In a recent study, PricewaterhouseCoopers found that 90% of all healthcare leaders don't believe a taxpayer funded healthcare system is the solution to America's healthcare crisis. This is despite the fact that the federal and state governments are funding nearly 50% of current healthcare costs in the United States today, and that healthcare costs are expected to rise to the point where they consume 21% of US GDP by the year 2020.
Without going into my personal feelings about “socialized medicine“ vs. the current U.S. healthcare model, I find it telling that in the PricewaterhouseCoopers study:
When asked what are important or very important to the future sustainability of the nation's healthcare system, more than eight in 10 (82 percent) said equal access to care; two-thirds (66 percent) said market-driven competition, and nearly 4 in 10 (39 percent) that said medical technology would need to be rationed (emphasis mine).
Yet the same study concluded that:
Technology will play an important role in strengthening the U.S. health system. Approximately three-quarters of respondents viewed information technology as important or very important for integrating care (74 percent).
This makes absolutely no sense to me. If the cure to America's healthcare ills lies - at least partially - with the free market, why impose artificial limitations on the availability of medical technology? Especially when it is seen as one of the pillars of the U.S. healthcare system?
In their 1996 paper entitled Information Technology and Productivity: A Review of the Literature, Erik Brynjolfsson and Shinkyu Yang found that “the price of computing has dropped by half every 2-3 years.” This was a reference to the hardware and software costs of computing before the advent of open source software and commodity hardware. To be fair, Brynjolfsson and Yang did not address the issue of to what extent medical technology affected the productivity of healthcare workers because data pertaining to the medical industry was not - and is not - easy to quantify.
However, the impact of medical technology on the productivity of healthcare workers is not the issue here; the desire of the industry's leaders to ration - and thereby charge a premium for - the technology itself is.
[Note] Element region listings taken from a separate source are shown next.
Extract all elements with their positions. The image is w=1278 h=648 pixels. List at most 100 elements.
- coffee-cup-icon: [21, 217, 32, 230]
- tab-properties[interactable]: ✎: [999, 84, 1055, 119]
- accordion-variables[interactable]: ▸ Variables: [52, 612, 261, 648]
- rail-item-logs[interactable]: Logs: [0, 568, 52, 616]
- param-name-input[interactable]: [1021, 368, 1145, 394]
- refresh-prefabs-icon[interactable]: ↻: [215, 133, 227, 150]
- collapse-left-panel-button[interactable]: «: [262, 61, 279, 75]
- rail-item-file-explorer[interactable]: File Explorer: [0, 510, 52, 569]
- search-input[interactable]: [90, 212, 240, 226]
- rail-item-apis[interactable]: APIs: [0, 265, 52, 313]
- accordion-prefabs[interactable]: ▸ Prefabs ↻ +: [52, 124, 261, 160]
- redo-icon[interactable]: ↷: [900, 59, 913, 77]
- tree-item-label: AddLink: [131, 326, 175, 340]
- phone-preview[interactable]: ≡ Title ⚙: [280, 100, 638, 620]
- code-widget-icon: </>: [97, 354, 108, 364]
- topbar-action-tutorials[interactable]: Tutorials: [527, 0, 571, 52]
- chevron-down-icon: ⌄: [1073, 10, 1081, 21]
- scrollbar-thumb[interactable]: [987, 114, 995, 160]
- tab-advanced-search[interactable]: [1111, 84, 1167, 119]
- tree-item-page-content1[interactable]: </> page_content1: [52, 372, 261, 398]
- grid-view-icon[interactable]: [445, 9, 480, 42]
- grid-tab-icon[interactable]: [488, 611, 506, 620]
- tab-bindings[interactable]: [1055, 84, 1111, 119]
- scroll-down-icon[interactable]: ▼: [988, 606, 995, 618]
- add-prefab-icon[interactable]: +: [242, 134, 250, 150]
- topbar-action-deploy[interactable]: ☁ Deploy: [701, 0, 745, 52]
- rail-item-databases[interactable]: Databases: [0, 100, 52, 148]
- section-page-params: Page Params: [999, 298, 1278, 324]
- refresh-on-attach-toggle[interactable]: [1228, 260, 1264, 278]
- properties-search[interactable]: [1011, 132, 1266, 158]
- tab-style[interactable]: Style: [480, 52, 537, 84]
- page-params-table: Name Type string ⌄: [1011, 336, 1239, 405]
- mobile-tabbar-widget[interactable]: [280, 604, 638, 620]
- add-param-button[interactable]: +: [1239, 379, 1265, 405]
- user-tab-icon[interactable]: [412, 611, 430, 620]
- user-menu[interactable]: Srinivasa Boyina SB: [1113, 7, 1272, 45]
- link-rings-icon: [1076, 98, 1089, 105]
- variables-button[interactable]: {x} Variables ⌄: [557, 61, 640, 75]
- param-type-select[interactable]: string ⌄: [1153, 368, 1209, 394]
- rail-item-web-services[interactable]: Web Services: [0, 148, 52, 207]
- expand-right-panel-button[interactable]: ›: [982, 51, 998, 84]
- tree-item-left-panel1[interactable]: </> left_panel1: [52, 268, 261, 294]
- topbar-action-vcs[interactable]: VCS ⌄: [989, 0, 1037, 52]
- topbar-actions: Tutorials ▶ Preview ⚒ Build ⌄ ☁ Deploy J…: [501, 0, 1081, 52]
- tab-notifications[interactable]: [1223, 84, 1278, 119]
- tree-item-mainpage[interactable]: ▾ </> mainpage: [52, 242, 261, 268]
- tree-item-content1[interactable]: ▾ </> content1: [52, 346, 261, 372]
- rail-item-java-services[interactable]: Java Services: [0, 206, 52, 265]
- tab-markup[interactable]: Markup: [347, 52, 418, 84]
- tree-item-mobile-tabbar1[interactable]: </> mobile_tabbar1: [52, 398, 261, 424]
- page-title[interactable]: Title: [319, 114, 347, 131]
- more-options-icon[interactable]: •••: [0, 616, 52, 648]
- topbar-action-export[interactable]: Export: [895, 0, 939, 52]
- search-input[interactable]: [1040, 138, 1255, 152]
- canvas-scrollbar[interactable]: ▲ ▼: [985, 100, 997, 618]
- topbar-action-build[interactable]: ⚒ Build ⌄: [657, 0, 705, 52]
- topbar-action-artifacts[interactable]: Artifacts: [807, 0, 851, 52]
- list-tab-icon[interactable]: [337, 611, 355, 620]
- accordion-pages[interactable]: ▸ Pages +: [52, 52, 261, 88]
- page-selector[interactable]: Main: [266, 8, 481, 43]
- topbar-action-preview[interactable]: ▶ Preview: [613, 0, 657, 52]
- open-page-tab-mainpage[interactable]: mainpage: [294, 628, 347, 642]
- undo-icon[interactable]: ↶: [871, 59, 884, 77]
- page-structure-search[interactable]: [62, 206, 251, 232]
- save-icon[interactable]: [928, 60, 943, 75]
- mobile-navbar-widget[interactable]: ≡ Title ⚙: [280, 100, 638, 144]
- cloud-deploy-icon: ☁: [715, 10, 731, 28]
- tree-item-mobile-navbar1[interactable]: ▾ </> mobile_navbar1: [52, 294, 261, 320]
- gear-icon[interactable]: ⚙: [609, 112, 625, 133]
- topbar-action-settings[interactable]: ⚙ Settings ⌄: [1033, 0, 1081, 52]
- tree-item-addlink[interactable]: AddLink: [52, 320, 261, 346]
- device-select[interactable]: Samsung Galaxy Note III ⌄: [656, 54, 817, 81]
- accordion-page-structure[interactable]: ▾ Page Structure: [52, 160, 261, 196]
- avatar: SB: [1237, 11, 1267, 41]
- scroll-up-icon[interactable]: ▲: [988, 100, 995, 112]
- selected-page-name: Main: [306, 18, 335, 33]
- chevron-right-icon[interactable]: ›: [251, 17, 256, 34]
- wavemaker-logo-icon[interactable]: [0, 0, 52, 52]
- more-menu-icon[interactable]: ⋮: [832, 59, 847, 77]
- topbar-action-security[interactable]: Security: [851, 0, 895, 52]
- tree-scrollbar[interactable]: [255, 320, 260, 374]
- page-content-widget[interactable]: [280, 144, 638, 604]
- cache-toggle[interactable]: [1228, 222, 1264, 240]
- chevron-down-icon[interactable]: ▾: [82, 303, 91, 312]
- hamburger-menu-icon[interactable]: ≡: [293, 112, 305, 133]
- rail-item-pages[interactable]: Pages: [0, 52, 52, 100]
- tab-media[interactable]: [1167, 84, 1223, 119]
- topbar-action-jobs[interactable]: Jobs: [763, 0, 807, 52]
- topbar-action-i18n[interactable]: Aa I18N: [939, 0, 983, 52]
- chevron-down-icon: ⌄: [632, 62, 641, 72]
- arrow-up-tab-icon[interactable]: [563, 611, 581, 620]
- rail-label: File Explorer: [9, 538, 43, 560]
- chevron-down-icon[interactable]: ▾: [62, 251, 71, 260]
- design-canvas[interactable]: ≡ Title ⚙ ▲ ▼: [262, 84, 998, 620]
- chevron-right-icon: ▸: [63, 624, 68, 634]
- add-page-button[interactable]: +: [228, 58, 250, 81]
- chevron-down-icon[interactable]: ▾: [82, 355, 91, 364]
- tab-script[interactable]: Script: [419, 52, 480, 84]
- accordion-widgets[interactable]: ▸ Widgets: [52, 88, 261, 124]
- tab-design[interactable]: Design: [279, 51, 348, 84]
Moreover, studies conducted to measure the impact of technology on productivity within the healthcare and insurance industries since 1996 show a strong correlation between the proliferation of technology and increases in the quantity and quality of healthcare services within the United States. Unless there has been a fundamental change in the nature of the laws of supply and demand, rationing medical technology should drive healthcare costs up, not down, and therefore threaten the sustainability of the U.S. healthcare system rather than help it.
I stand by my previous assessment of the industries' motives in light of these studies. The healthcare industry loves to feed at the public trough; what it fears are the economies of scale that would be created if the federal government were to get serious when throwing its collective weight around. Medicare Part D is a huge give-away to the health insurance industry, for example, and the last thing health insurers want is to see the government imposing standards that would shrink the size of the taxpayer pie. Unfortunatley, the healthcare industry also apparently fears the power of a truly free maket. Between these two extremes are gross inefficiences, huge profits, and you, me, and everyone else in this country who needs access to competent, affordable care.